Materials Project Database Validation: mgvv¶
The command-line program, mgvv, is used to validate MongoDB databases. This command has two sub-commands:
mgvv validate - Filter records on a set of criteria (conjunction) and apply a set of constraints.
mgvv diff - Look at the “diff” of any two collections, for identifiers that are missing from one or the other, or for mis-matching values for identifiers that are the same.
mgvv validate subcommand¶
Database connections are configured from a file, exactly as for mgdb/ The patterns to validate against can come from a file or the command-line.
Arguments¶
Constraints can be provided on the command line. The syntax of each constraint is given in Constraint syntax. It is usually wise to quote the constraints so that the operators are not interpreted by the Unix shell. The constraints can be listed as separate quoted arguments or a single quoted argument using commas. For example, the following two command-lines are equivalent:
mgvv [options] 'nelements > 1' 'e_above_hull >= 0'
mgvv [options] 'nelements > 1, e_above_hull >= 0'
The validation constraints could also be configured from a file using the –file option, as described below.
Options¶
- --help, -h¶
show help message and exit
- --alias, -a¶
Value is an alias for a field used in a constraint or condition, in form alias=name_in_db. This option is repeatable to allow multiple aliases.

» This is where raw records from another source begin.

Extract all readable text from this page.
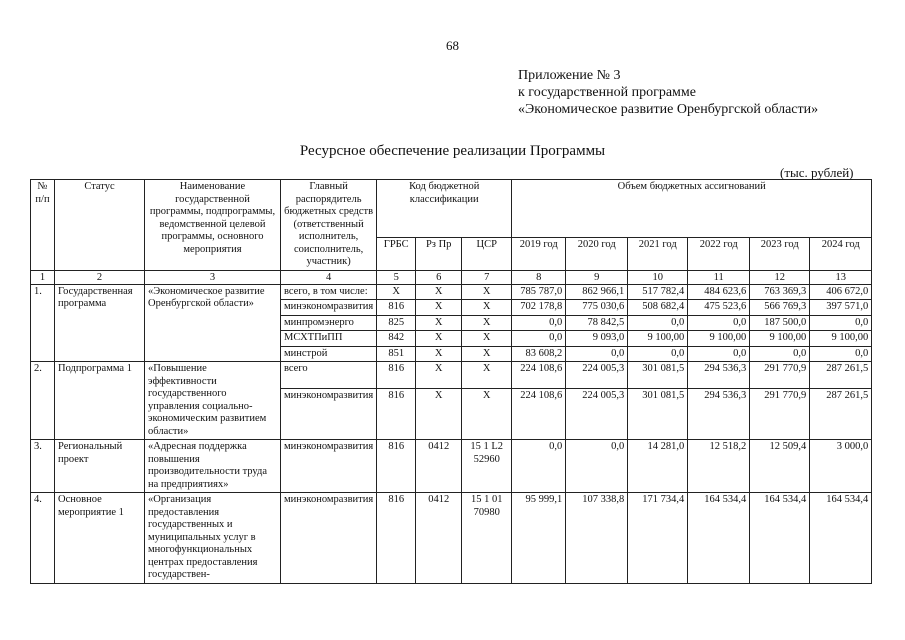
68
Приложение № 3
к государственной программе
«Экономическое развитие Оренбургской области»
Ресурсное обеспечение реализации Программы
(тыс. рублей)
№ п/п	Статус	Наименование государственной программы, подпрограммы, ведомственной целевой программы, основного мероприятия	Главный распорядитель бюджетных средств (ответственный исполнитель, соисполнитель, участник)	Код бюджетной классификации			Объем бюджетных ассигнований					
				ГРБС	Рз Пр	ЦСР	2019 год	2020 год	2021 год	2022 год	2023 год	2024 год
1	2	3	4	5	6	7	8	9	10	11	12	13
1.	Государственная программа	«Экономическое развитие Оренбургской области»	всего, в том числе:	X	X	X	785 787,0	862 966,1	517 782,4	484 623,6	763 369,3	406 672,0
			минэкономразвития	816	X	X	702 178,8	775 030,6	508 682,4	475 523,6	566 769,3	397 571,0
			минпромэнерго	825	X	X	0,0	78 842,5	0,0	0,0	187 500,0	0,0
			МСХТПиПП	842	X	X	0,0	9 093,0	9 100,00	9 100,00	9 100,00	9 100,00
			минстрой	851	X	X	83 608,2	0,0	0,0	0,0	0,0	0,0
2.	Подпрограмма 1	«Повышение эффективности государственного управления социально-экономическим развитием области»	всего	816	X	X	224 108,6	224 005,3	301 081,5	294 536,3	291 770,9	287 261,5
			минэкономразвития	816	X	X	224 108,6	224 005,3	301 081,5	294 536,3	291 770,9	287 261,5
3.	Региональный проект	«Адресная поддержка повышения производительности труда на предприятиях»	минэкономразвития	816	0412	15 1 L2 52960	0,0	0,0	14 281,0	12 518,2	12 509,4	3 000,0
4.	Основное мероприятие 1	«Организация предоставления государственных и муниципальных услуг в многофункциональных центрах предоставления государствен-	минэкономразвития	816	0412	15 1 01 70980	95 999,1	107 338,8	171 734,4	164 534,4	164 534,4	164 534,4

- --collection, -C <name>¶
Name of collection on which to operate.
- --email, -e <file or spec>¶
Email a report. The sender, server, and recipients can be specified either in a configuration file, or on the command line in the format “{from}:{to}[:server]”. The “from” and “to” are required; default server is localhost. If a file path is given (i.e. the option does not have a ‘:’ in it), then the format is JSON/YAML and the specification should be given under the “_email” key, which should be a mapping with keys “from”, “to”, and “server”. For example the following commandline uses localhost:9101 to send mail:
mgvv [options] --email dkgunter@lbl.gov:somebody@host.org:localhost:9101
See email-config for an example of the configuration file syntax, which unlike the command-line syntax allows for multiple recipients.
- -f <file>, --file <file>¶
Main configuration file. Has constraints, and optionally email configuration (see –email option).

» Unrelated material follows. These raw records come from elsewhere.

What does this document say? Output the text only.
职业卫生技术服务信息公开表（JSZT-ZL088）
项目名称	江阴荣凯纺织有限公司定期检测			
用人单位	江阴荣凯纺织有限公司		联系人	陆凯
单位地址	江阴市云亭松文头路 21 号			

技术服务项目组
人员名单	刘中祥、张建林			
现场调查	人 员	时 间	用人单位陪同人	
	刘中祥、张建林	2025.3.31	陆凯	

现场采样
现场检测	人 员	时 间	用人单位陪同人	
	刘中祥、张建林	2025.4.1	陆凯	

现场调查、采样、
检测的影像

- --limit <num>, -m <num>¶
In output, limit number of displayed validation errors, per collection, to num. The default is 50. To show as many errors as you can find, use 0.
- --format <type>, -F <type>¶
Use the specified report type to format and send the validation output. Recognized types are:
- html
A simple HTML report, with some minimal CSS styling. This is arguably the most visually pleasing format. Default
- json
A JSON document (indented).
- md
Markdown with an embedded fixed-width table. This is the easiest format to read from the console.

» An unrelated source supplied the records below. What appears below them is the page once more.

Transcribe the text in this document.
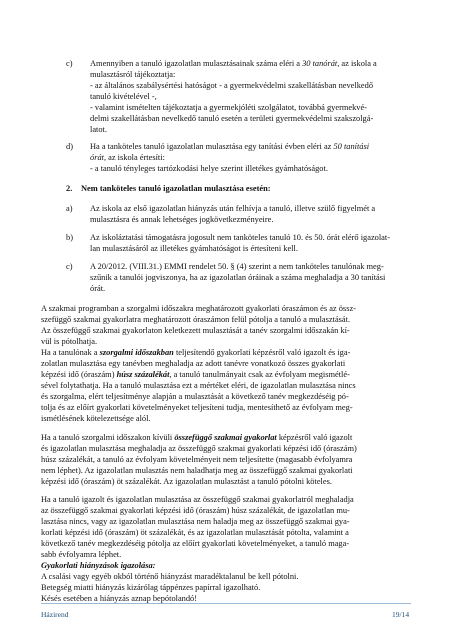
c) Amennyiben a tanuló igazolatlan mulasztásainak száma eléri a 30 tanórát, az iskola a
mulasztásról tájékoztatja:
- az általános szabálysértési hatóságot - a gyermekvédelmi szakellátásban nevelkedő
tanuló kivételével -,
- valamint ismételten tájékoztatja a gyermekjóléti szolgálatot, továbbá gyermekvé-
delmi szakellátásban nevelkedő tanuló esetén a területi gyermekvédelmi szakszolgá-
latot.
d) Ha a tanköteles tanuló igazolatlan mulasztása egy tanítási évben eléri az 50 tanítási
órát, az iskola értesíti:
- a tanuló tényleges tartózkodási helye szerint illetékes gyámhatóságot.
2. Nem tanköteles tanuló igazolatlan mulasztása esetén:
a) Az iskola az első igazolatlan hiányzás után felhívja a tanuló, illetve szülő figyelmét a
mulasztásra és annak lehetséges jogkövetkezményeire.
b) Az iskoláztatási támogatásra jogosult nem tanköteles tanuló 10. és 50. órát elérő igazolat-
lan mulasztásáról az illetékes gyámhatóságot is értesíteni kell.
c) A 20/2012. (VIII.31.) EMMI rendelet 50. § (4) szerint a nem tanköteles tanulónak meg-
szűnik a tanulói jogviszonya, ha az igazolatlan óráinak a száma meghaladja a 30 tanítási
órát.
A szakmai programban a szorgalmi időszakra meghatározott gyakorlati óraszámon és az össz-
szefüggő szakmai gyakorlatra meghatározott óraszámon felül pótolja a tanuló a mulasztását.
Az összefüggő szakmai gyakorlaton keletkezett mulasztását a tanév szorgalmi időszakán kí-
vül is pótolhatja.
Ha a tanulónak a szorgalmi időszakban teljesítendő gyakorlati képzésről való igazolt és iga-
zolatlan mulasztása egy tanévben meghaladja az adott tanévre vonatkozó összes gyakorlati
képzési idő (óraszám) húsz százalékát, a tanuló tanulmányait csak az évfolyam megismétlé-
sével folytathatja. Ha a tanuló mulasztása ezt a mértéket eléri, de igazolatlan mulasztása nincs
és szorgalma, elért teljesítménye alapján a mulasztását a következő tanév megkezdéséig pó-
tolja és az előírt gyakorlati követelményeket teljesíteni tudja, mentesíthető az évfolyam meg-
ismétlésének kötelezettsége alól.
Ha a tanuló szorgalmi időszakon kívüli összefüggő szakmai gyakorlat képzésről való igazolt
és igazolatlan mulasztása meghaladja az összefüggő szakmai gyakorlati képzési idő (óraszám)
húsz százalékát, a tanuló az évfolyam követelményeit nem teljesítette (magasabb évfolyamra
nem léphet). Az igazolatlan mulasztás nem haladhatja meg az összefüggő szakmai gyakorlati
képzési idő (óraszám) öt százalékát. Az igazolatlan mulasztást a tanuló pótolni köteles.
Ha a tanuló igazolt és igazolatlan mulasztása az összefüggő szakmai gyakorlatról meghaladja
az összefüggő szakmai gyakorlati képzési idő (óraszám) húsz százalékát, de igazolatlan mu-
lasztása nincs, vagy az igazolatlan mulasztása nem haladja meg az összefüggő szakmai gya-
korlati képzési idő (óraszám) öt százalékát, és az igazolatlan mulasztását pótolta, valamint a
következő tanév megkezdéséig pótolja az előírt gyakorlati követelményeket, a tanuló maga-
sabb évfolyamra léphet.
Gyakorlati hiányzások igazolása:
A csalási vagy egyéb okból történő hiányzást maradéktalanul be kell pótolni.
Betegség miatti hiányzás kizárólag táppénzes papírral igazolható.
Késés esetében a hiányzás aznap bepótolandó!
Házirend	19/14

- -c <file>, --config <file>¶
Configuration file for database connection. Generate one using mgdb init –config filename.json, if necessary. Otherwise, the code searches for a db.json. If none is found, a no-authentication localhost:27017/vasp database is assumed.
- -v, --verbose¶
Increase log message verbosity. Repeatable. Messages are logged to standard error.
Configuration files¶
You can use up to two configuration files: one for constraints (and aliases), one for the database, and one for the constraints and email.
Database configuration¶
The database connection uses the same format as the mgdb command for its configuration file. The readonly_user is preferred over the administrative user, if both are present.
Email configuration¶
Reports can be sent by email. This can be configured on the command-line, or within the main configuration file.
Here is an example configuration:
_email:
from: you@host.org
to:
- you@host.org
- othersucker@host.otherorg
The section for email must always be named _email. The purpose of the _email key is to make it easy to embed this information into the configuration file used for the constraints (the –file option). The following keywords are recognized:
- from
Sender email, as a string. Required.
- to
Recipients of the email. If a single one, a string; if multiple, a list of strings. Required.
- server
Email server address. Use ‘localhost’ if none is given. Optional.
- port
Email server port. Use default SMTP port if none is given. Optional.
Constraint configuration¶
The constraints are configured from a YAML file.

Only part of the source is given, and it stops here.